You can play the trained models with the play scripts.
Inside training/ray_predictor is the code for training the exteroceptive estimator.
First, you need to collect data with the safety shield policy:
# create data folder
mkdir ray_predictor/ray_predictor/data
# collect training data
python scripts/play_filter.py --load_run filter_1 --with_dyn_obst --confirm --collect train --headless --num_envs 8
# collect validation data
python scripts/play_filter.py --load_run filter_1 --with_dyn_obst --confirm --collect val --headless --num_envs 8
The datasets will be saved inside the training/ray_predictor/ray_predictor/data folder.
You can visualize the data with:
cd ray_predictor/ray_predictor
pip install plotly nicegui
python visualize_ray_estimator_data.py --input data/train.h5
This will open a webpage in your browser with the visualization (using NiceGUI).
Next, start the training:
python train_ray_estimator.py --mode train --h5_file data/train.h5 --val_h5_file data/val.h5 --history_frames 15 --batch_size 256 --num_epochs 100 --learning_rate 1e-4 --device cuda
You can inference with the model and visualize the results:
# run inference
python train_ray_estimator.py --mode predict --h5_file data/train.h5 --output_file data/pred.h5 --checkpoint ray_predictor_best.pth --history_frames 15
# run visualization
python visualize_ray_estimator_data.py --input data/train.h5 --pred data/pred.h5
Finally, export the model to onnx format, which can be used for on-board deployment:
python train_ray_estimator.py --mode export --checkpoint ray_predictor_best.pth --output_file ray_predictor_new.onnx --export_format onnx --history_frames 15
Please check README in the deployment folder.
The source code is released under GPLv3 license.

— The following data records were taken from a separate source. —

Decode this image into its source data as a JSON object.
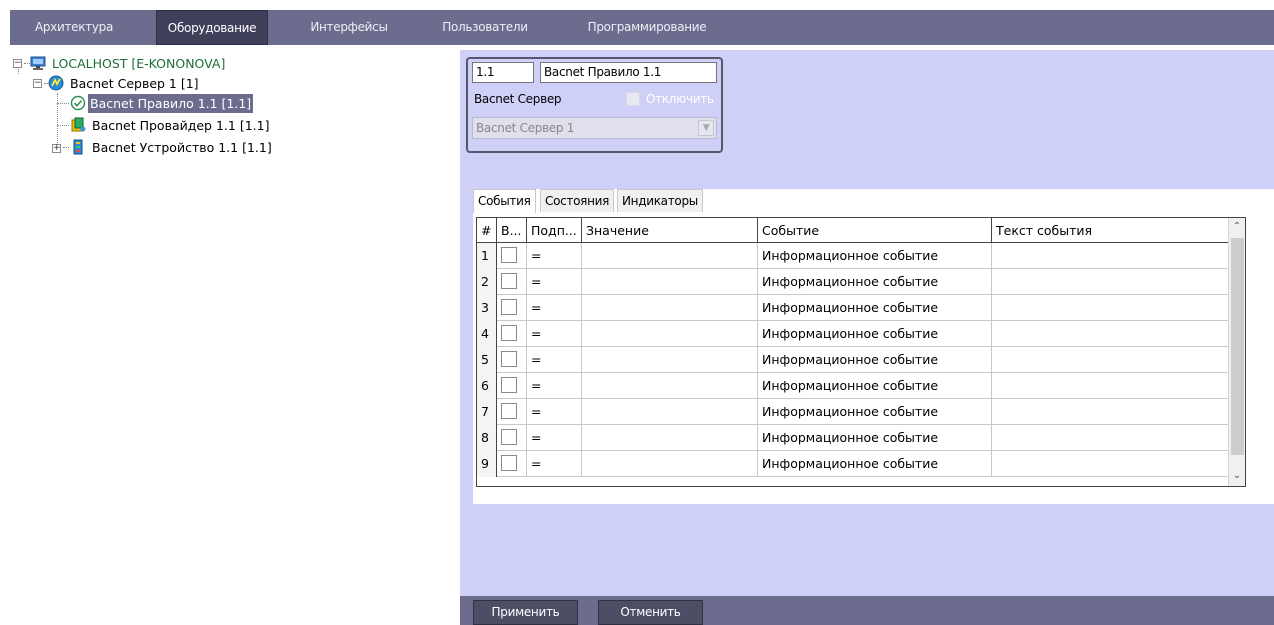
{
  "top_tabs": [
    {
      "label": "Архитектура"
    },
    {
      "label": "Оборудование"
    },
    {
      "label": "Интерфейсы"
    },
    {
      "label": "Пользователи"
    },
    {
      "label": "Программирование"
    }
  ],
  "tree": {
    "root": "LOCALHOST [E-KONONOVA]",
    "server": "Bacnet Сервер 1 [1]",
    "rule": "Bacnet Правило 1.1 [1.1]",
    "provider": "Bacnet Провайдер 1.1 [1.1]",
    "device": "Bacnet Устройство 1.1 [1.1]",
    "expand_symbol": "+",
    "collapse_symbol": "−"
  },
  "props": {
    "id_value": "1.1",
    "name_value": "Bacnet Правило 1.1",
    "server_label": "Bacnet Сервер",
    "disable_label": "Отключить",
    "server_select": "Bacnet Сервер 1"
  },
  "grid_tabs": [
    {
      "label": "События"
    },
    {
      "label": "Состояния"
    },
    {
      "label": "Индикаторы"
    }
  ],
  "grid": {
    "headers": [
      "#",
      "В...",
      "Подп...",
      "Значение",
      "Событие",
      "Текст события"
    ],
    "rows": [
      {
        "n": "1",
        "sub": "=",
        "event": "Информационное событие"
      },
      {
        "n": "2",
        "sub": "=",
        "event": "Информационное событие"
      },
      {
        "n": "3",
        "sub": "=",
        "event": "Информационное событие"
      },
      {
        "n": "4",
        "sub": "=",
        "event": "Информационное событие"
      },
      {
        "n": "5",
        "sub": "=",
        "event": "Информационное событие"
      },
      {
        "n": "6",
        "sub": "=",
        "event": "Информационное событие"
      },
      {
        "n": "7",
        "sub": "=",
        "event": "Информационное событие"
      },
      {
        "n": "8",
        "sub": "=",
        "event": "Информационное событие"
      },
      {
        "n": "9",
        "sub": "=",
        "event": "Информационное событие"
      }
    ]
  },
  "buttons": {
    "apply": "Применить",
    "cancel": "Отменить"
  },
  "colors": {
    "accent": "#6b6c8e",
    "panel": "#cfd0f7",
    "tree_root_text": "#1c6e3a"
  }
}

This software is provided "as is", without warranty of any kind, express or implied, including but not limited to the warranties of merchantability, fitness for a particular purpose, and non-infringement. In no event shall the authors, contributors, or copyright holders be liable for any claim, damages, or other liability, whether in an action of contract, tort, or otherwise, arising from, out of, or in connection with the software or the use or other dealings in the software.
Safety Warning: This code is intended for research and educational purposes only. Deploying code on physical robots involves significant risks, including but not limited to hardware damage, property damage, and personal injury.
- Hardware Safety: The control policies and algorithms provided may generate commands that exceed the physical limits of the robot hardware, potentially leading to overheating, mechanical failure, or permanent damage.
- Operational Environment: Ensure the robot is operated in a safe, controlled environment with adequate space and safety barriers. Do not operate the robot near people, pets, or fragile objects.
- Emergency Stop: Always have a reliable, hardware-based emergency stop (E-Stop) mechanism immediately accessible when running the robot. Software-based stops may fail.
- Supervision: Never leave the robot unattended while it is powered on or operating.
By using this software, you acknowledge and agree that you are solely responsible for ensuring the safety of the deployment and for any consequences resulting from its use. The authors assume no responsibility for any damage to equipment, injury to persons, or other losses caused by the use of this code.
The authors strictly oppose any military use of this work!